What is the mood in Ukraine? Do they expect a war? What do they think about the Western aid, Berlin’s rreluctant position and the lack of support voiced from Georgia, a strategic partner? These and other questions were put to Ukrainian Verkhovna Rada Member Oleksii Goncharenko by RFE / RL.
What’s the mood in Ukraine? What do people there expect?
People in Ukraine are very much concerned about the Russian troops on our border, but there is no panic. Ukraine has been at war with the Russian Federation for eight years now, and that means that it has become an everyday reality; we got used to it. That’s why people are not panicking. I think this is just blackmail from Putin rather than a genuine plan to invade, but all possibilities are on the table, because we’re speaking about an aggressor. If we are strong enough, there will be no new invasion; if we are not, he will act.
I want to thank all those countries helping Ukraine, not only in word, but in practical means, with weapons, with financial support. Thanks to the United States, the United Kingdom, to Baltic countries, Lithuania, Latvia, Estonia, to the Czech Republic, to Poland, all the countries which are helping us today with defensive weapons and other practical things. The more such help we receive, the less is the possibility of a new great war in the heart of Europe.
Your “gratitude list” didn’t mention Germany, despite the fact that it’s sending a field hospital and 5000 helmets. What’s the Ukrainian response to the impression of German involvement in all of this?

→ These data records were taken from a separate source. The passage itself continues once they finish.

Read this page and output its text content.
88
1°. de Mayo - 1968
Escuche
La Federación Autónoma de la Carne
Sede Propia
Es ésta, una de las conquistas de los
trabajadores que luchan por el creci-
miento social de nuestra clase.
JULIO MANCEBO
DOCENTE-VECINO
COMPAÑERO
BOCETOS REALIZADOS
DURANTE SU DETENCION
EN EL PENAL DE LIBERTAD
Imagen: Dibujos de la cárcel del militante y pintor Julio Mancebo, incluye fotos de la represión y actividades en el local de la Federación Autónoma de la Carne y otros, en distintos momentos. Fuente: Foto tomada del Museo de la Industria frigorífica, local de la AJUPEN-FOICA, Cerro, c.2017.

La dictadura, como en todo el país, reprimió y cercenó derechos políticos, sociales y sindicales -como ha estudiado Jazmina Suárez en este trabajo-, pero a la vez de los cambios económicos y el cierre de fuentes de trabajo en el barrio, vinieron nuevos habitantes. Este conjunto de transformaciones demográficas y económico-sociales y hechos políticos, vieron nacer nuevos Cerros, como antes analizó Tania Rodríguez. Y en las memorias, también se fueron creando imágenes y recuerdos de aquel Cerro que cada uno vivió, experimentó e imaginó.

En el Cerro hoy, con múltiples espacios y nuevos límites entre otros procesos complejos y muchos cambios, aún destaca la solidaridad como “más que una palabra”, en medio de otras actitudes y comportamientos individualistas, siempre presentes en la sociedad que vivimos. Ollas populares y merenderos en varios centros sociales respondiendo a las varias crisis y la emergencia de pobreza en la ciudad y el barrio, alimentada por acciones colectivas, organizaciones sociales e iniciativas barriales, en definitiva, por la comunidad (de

To tell the truth, I’m disappointed with Germany’s position. Certainly, I’m thankful for any help- 5000 Helmets is good, the mobile hospital is good, and I thank them for this. But their position on the weapons supply, their refusal to supply even Eastern German artillery, a very old one, from Estonia, to Ukraine. I cannot find an explanation for this. The fact British aircraft decided to circumvent German airspace to come to Ukraine is impossible to understand. Add to that the statements of the Prime Minister of Bavaria and now former chief of the German navy.
I think there are two reasons for Germany’s position. Firstly, the canonical one: they want to operate Nord Stream 2 and make business with Putin. They don’t want to see that it’s not a commercial project, but a geopolitical one, which will put the whole of Europe in danger. And second is that there is a still-enduring feeling of guilt towards the Russians for the Nazi war crimes committed during World War 2. But they forget, or don’t want to remember, that the biggest loss of life to Nazi crimes was seen by the Ukrainians, Belarusians and Polish. These lands were absolutely devastated during the war: It wasn’t just Russian people who suffered.

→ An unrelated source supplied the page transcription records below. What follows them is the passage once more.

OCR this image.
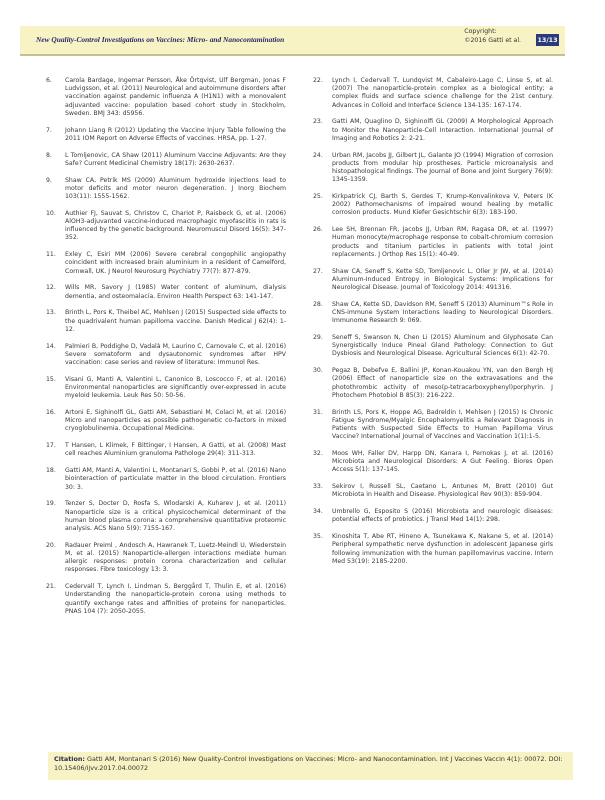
New Quality-Control Investigations on Vaccines: Micro- and Nanocontamination
Copyright:
©2016 Gatti et al.	13/13
6.	Carola Bardage, Ingemar Persson, Åke Örtqvist, Ulf Bergman, Jonas F Ludvigsson, et al. (2011) Neurological and autoimmune disorders after vaccination against pandemic influenza A (H1N1) with a monovalent adjuvanted vaccine: population based cohort study in Stockholm, Sweden. BMJ 343: d5956.
7.	Johann Liang R (2012) Updating the Vaccine Injury Table following the 2011 IOM Report on Adverse Effects of vaccines. HRSA, pp. 1-27.
8.	L Tomljenovic, CA Shaw (2011) Aluminum Vaccine Adjuvants: Are they Safe? Current Medicinal Chemistry 18(17): 2630-2637.
9.	Shaw CA, Petrik MS (2009) Aluminum hydroxide injections lead to motor deficits and motor neuron degeneration. J Inorg Biochem 103(11): 1555-1562.
10.	Authier FJ, Sauvat S, Christov C, Chariot P, Raisbeck G, et al. (2006) AlOH3-adjuvanted vaccine-induced macrophagic myofasciitis in rats is influenced by the genetic background. Neuromuscul Disord 16(5): 347-352.
11.	Exley C, Esiri MM (2006) Severe cerebral congophilic angiopathy coincident with increased brain aluminium in a resident of Camelford, Cornwall, UK. J Neurol Neurosurg Psychiatry 77(7): 877-879.
12.	Wills MR, Savory J (1985) Water content of aluminum, dialysis dementia, and osteomalacia. Environ Health Perspect 63: 141-147.
13.	Brinth L, Pors K, Theibel AC, Mehlsen J (2015) Suspected side effects to the quadrivalent human papilloma vaccine. Danish Medical J 62(4): 1-12.
14.	Palmieri B, Poddighe D, Vadalà M, Laurino C, Carnovale C, et al. (2016) Severe somatoform and dysautonomic syndromes after HPV vaccination: case series and review of literature: Immunol Res.
15.	Visani G, Manti A, Valentini L, Canonico B, Loscocco F, et al. (2016) Environmental nanoparticles are significantly over-expressed in acute myeloid leukemia. Leuk Res 50: 50-56.
16.	Artoni E, Sighinolfi GL, Gatti AM, Sebastiani M, Colaci M, et al. (2016) Micro and nanoparticles as possible pathogenetic co-factors in mixed cryoglobulinemia. Occupational Medicine.
17.	T Hansen, L Klimek, F Bittinger, I Hansen, A Gatti, et al. (2008) Mast cell reaches Aluminium granuloma Pathologe 29(4): 311-313.
18.	Gatti AM, Manti A, Valentini L, Montanari S, Gobbi P, et al. (2016) Nano biointeraction of particulate matter in the blood circulation. Frontiers 30: 3.
19.	Tenzer S, Docter D, Rosfa S, Wlodarski A, Kuharev J, et al. (2011) Nanoparticle size is a critical physicochemical determinant of the human blood plasma corona: a comprehensive quantitative proteomic analysis. ACS Nano 5(9): 7155-167.
20.	Radauer Preiml , Andosch A, Hawranek T, Luetz-Meindl U, Wiederstein M, et al. (2015) Nanoparticle-allergen interactions mediate human allergic responses: protein corona characterization and cellular responses. Fibre toxicology 13: 3.
21.	Cedervall T, Lynch I, Lindman S, Berggård T, Thulin E, et al. (2016) Understanding the nanoparticle-protein corona using methods to quantify exchange rates and affinities of proteins for nanoparticles. PNAS 104 (7): 2050-2055.
22.	Lynch I, Cedervall T, Lundqvist M, Cabaleiro-Lago C, Linse S, et al. (2007) The nanoparticle-protein complex as a biological entity; a complex fluids and surface science challenge for the 21st century. Advances in Colloid and Interface Science 134-135: 167-174.
23.	Gatti AM, Quaglino D, Sighinolfi GL (2009) A Morphological Approach to Monitor the Nanoparticle-Cell Interaction. International Journal of Imaging and Robotics 2: 2-21.
24.	Urban RM, Jacobs JJ, Gilbert JL, Galante JO (1994) Migration of corrosion products from modular hip prostheses. Particle microanalysis and histopathological findings. The Journal of Bone and Joint Surgery 76(9): 1345-1359.
25.	Kirkpatrick CJ, Barth S, Gerdes T, Krump-Konvalinkova V, Peters (K 2002) Pathomechanisms of impaired wound healing by metallic corrosion products. Mund Kiefer Gesichtschir 6(3): 183-190.
26.	Lee SH, Brennan FR, Jacobs JJ, Urban RM, Ragasa DR, et al. (1997) Human monocyte/macrophage response to cobalt-chromium corrosion products and titanium particles in patients with total joint replacements. J Orthop Res 15(1): 40-49.
27.	Shaw CA, Seneff S, Kette SD, Tomljenovic L, Oller Jr JW, et al. (2014) Aluminum-Induced Entropy in Biological Systems: Implications for Neurological Disease. Journal of Toxicology 2014: 491316.
28.	Shaw CA, Kette SD, Davidson RM, Seneff S (2013) Aluminum™s Role in CNS-immune System Interactions leading to Neurological Disorders. Immunome Research 9: 069.
29.	Seneff S, Swanson N, Chen Li (2015) Aluminum and Glyphosate Can Synergistically Induce Pineal Gland Pathology: Connection to Gut Dysbiosis and Neurological Disease. Agricultural Sciences 6(1): 42-70.
30.	Pegaz B, Debefve E, Ballini JP, Konan-Kouakou YN, van den Bergh HJ (2006) Effect of nanoparticle size on the extravasations and the photothrombic activity of meso(p-tetracarboxyphenyl)porphyrin. J Photochem Photobiol B 85(3): 216-222.
31.	Brinth LS, Pors K, Hoppe AG, Badreldin I, Mehlsen J (2015) Is Chronic Fatigue Syndrome/Myalgic Encephalomyelitis a Relevant Diagnosis in Patients with Suspected Side Effects to Human Papilloma Virus Vaccine? International Journal of Vaccines and Vaccination 1(1):1-5.
32.	Moos WH, Faller DV, Harpp DN, Kanara I, Pernokas J, et al. (2016) Microbiota and Neurological Disorders: A Gut Feeling. Biores Open Access 5(1): 137-145.
33.	Sekirov I, Russell SL, Caetano L, Antunes M, Brett (2010) Gut Microbiota in Health and Disease. Physiological Rev 90(3): 859-904.
34.	Umbrello G, Esposito S (2016) Microbiota and neurologic diseases: potential effects of probiotics. J Transl Med 14(1): 298.
35.	Kinoshita T, Abe RT, Hineno A, Tsunekawa K, Nakane S, et al. (2014) Peripheral sympathetic nerve dysfunction in adolescent Japanese girls following immunization with the human papillomavirus vaccine. Intern Med 53(19): 2185-2200.
Citation: Gatti AM, Montanari S (2016) New Quality-Control Investigations on Vaccines: Micro- and Nanocontamination. Int J Vaccines Vaccin 4(1): 00072. DOI: 10.15406/ijvv.2017.04.00072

There are calls in some Western countries not to get involved, that it does not concern them, that they should stay out of the dispute between Russia and Ukraine. What would be your counter argument to them?
The counter argument is absolutely clear: European history has shown that you can never appease the aggressor enough that they stop. So, if Russia is successful in Ukraine, they will go further. Ukraine is not Putin’s first victim: There was Georgia before. We’re talking about a man who considers the collapse of the Soviet Union the biggest geopolitical catastrophe of the 20th century. This means that he will go further – for the Baltic countries, for Poland, Finland, for other countries which were under the control of the Soviet Union and part of the Russian Empire. And the second argument is that if there is a really large-scale war, Ukraine will fight for its independence. This will result in thousands of victims; nuclear stations destroyed, because Ukraine is full of technologically dangerous objects, and millions of refugees. Nobody in Europe will be able to distance themselves from it.
And there are those who argue it might be safer for Ukraine to reconsider its NATO ambitions, that it would be less of a sacrifice than immediate Russian aggression; talks of Ukraine becoming neutral, a moratorium that would temporarily freeze the NATO expansion process, etc. What would Ukraine’s response to that be?
Maybe it’s not for Ukraine to decide, but for NATO. But if NATO will accept such conditions from Russia, then I believe NATO will not be NATO anymore, because the next thing Russia will make them do is go back to 1997, with its 16 member countries. Giving Russia the right to decide who can be in NATO and who can’t means, to quote Boris Johnson, that “some countries are more sovereign than others.” I believe that Putin’s Blackmail should receive only one answer, and that answer should be no. Everything else he will consider a weakness and he will then blackmail for more.
Earlier, we were talking about countries offering support not only through words, but through deeds, too. How satisfied are you with the support Georgia, a strategic partner, has provided so far?
Were there any statements about supporting Ukraine, or calls for a de-escalation from the Prime Minister or the President? I haven’t heard them. If there were no statements, that’s certainly disappointing. It’s a pity and very disappointing.
I hope to hear Georgia’s position. In 2008, Ukraine had a clear position in support of Georgia. Our President went to Tbilisi and he said, “We stand by you.”